I had found God — in so many forms before that engulfing presence in Diani. I went out to seek Him in the trees, the rivers, the forests, the ocean, the wind…every where I could in 2020. I always found Him — often in the elements and stillness around me. He was in me too. This was important to me because just about one year ago I lost my faith (story for another day). I lost the very thing that was the anchor of my life and it felt like a thousand deaths. It all came down crumbling like a once glorious city invaded by an enemy unforeseen. Rebuilding from ruins was work — dirty heart and soul work. And here I was, a few meters into the ocean and I felt loved — totally — unreservedly — unashamedly loved. I felt like a child learning to walk — the joy of those first steps — the joy of my oneness with the Universe.

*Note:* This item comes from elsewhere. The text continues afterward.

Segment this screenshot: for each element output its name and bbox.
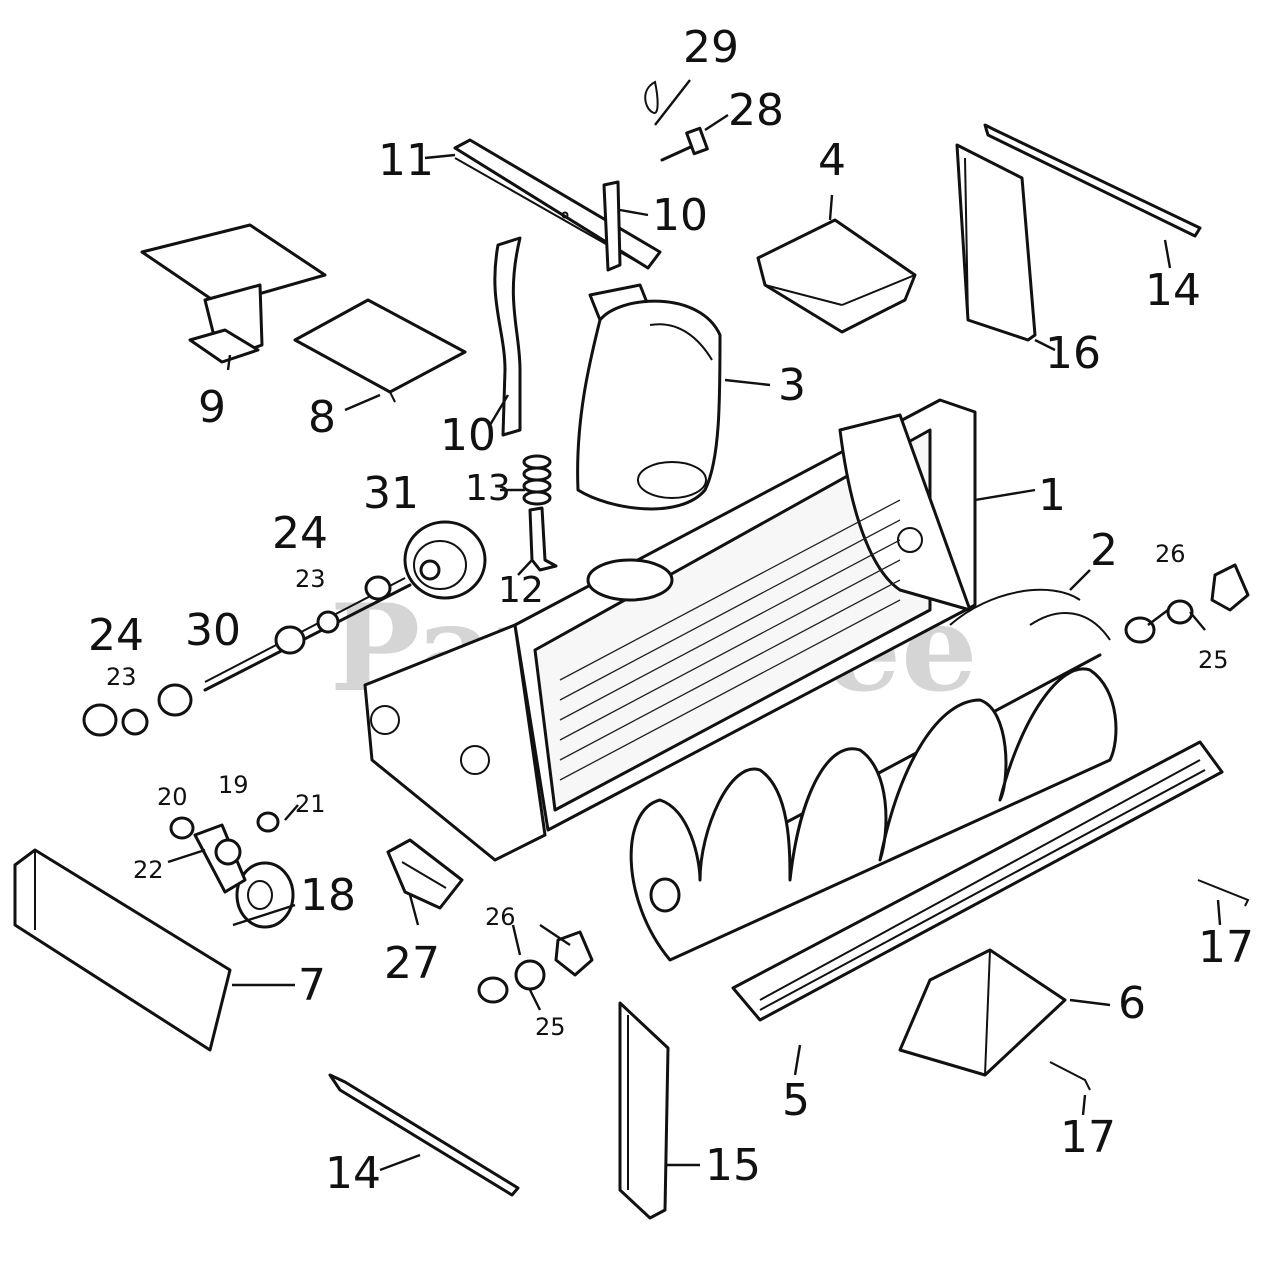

Hard as it was — full of betrayal as it was — full of pain as it was — full of anxiety as it was — hell, it was one shitty year BUT it was also one of my good years. I was stretched. My body was stretched. My heart and spirit were stretched beyond limits. But I found my balance. It was this year that I knew that I never want to be defined by how much pain and suffering I can endure. I want to be defined by my sunshine, my vulnerability, my authenticity, my being. I stopped living for the gram and started living for me. I see me now — the real me. I know my energy waves, I know my emotions, I know my limits, I know a whole lot about this beautiful woman I’m becoming. The gift is being alive everyday to unfold the versions of her I’m yet to meet. Boy, I’m I excited?! Like it does actually get better!

2021 — I will still chase the sun and chase my smile. That’s a life long commitment to myself. But now that I’ve tasted what a genuine relationship with self feels like, I will continue to dig that mine. I encourage you to follow your true self — whoever that may look like!

I wish you nothing but Love and A lot of light on your path! See you on the sunny side up!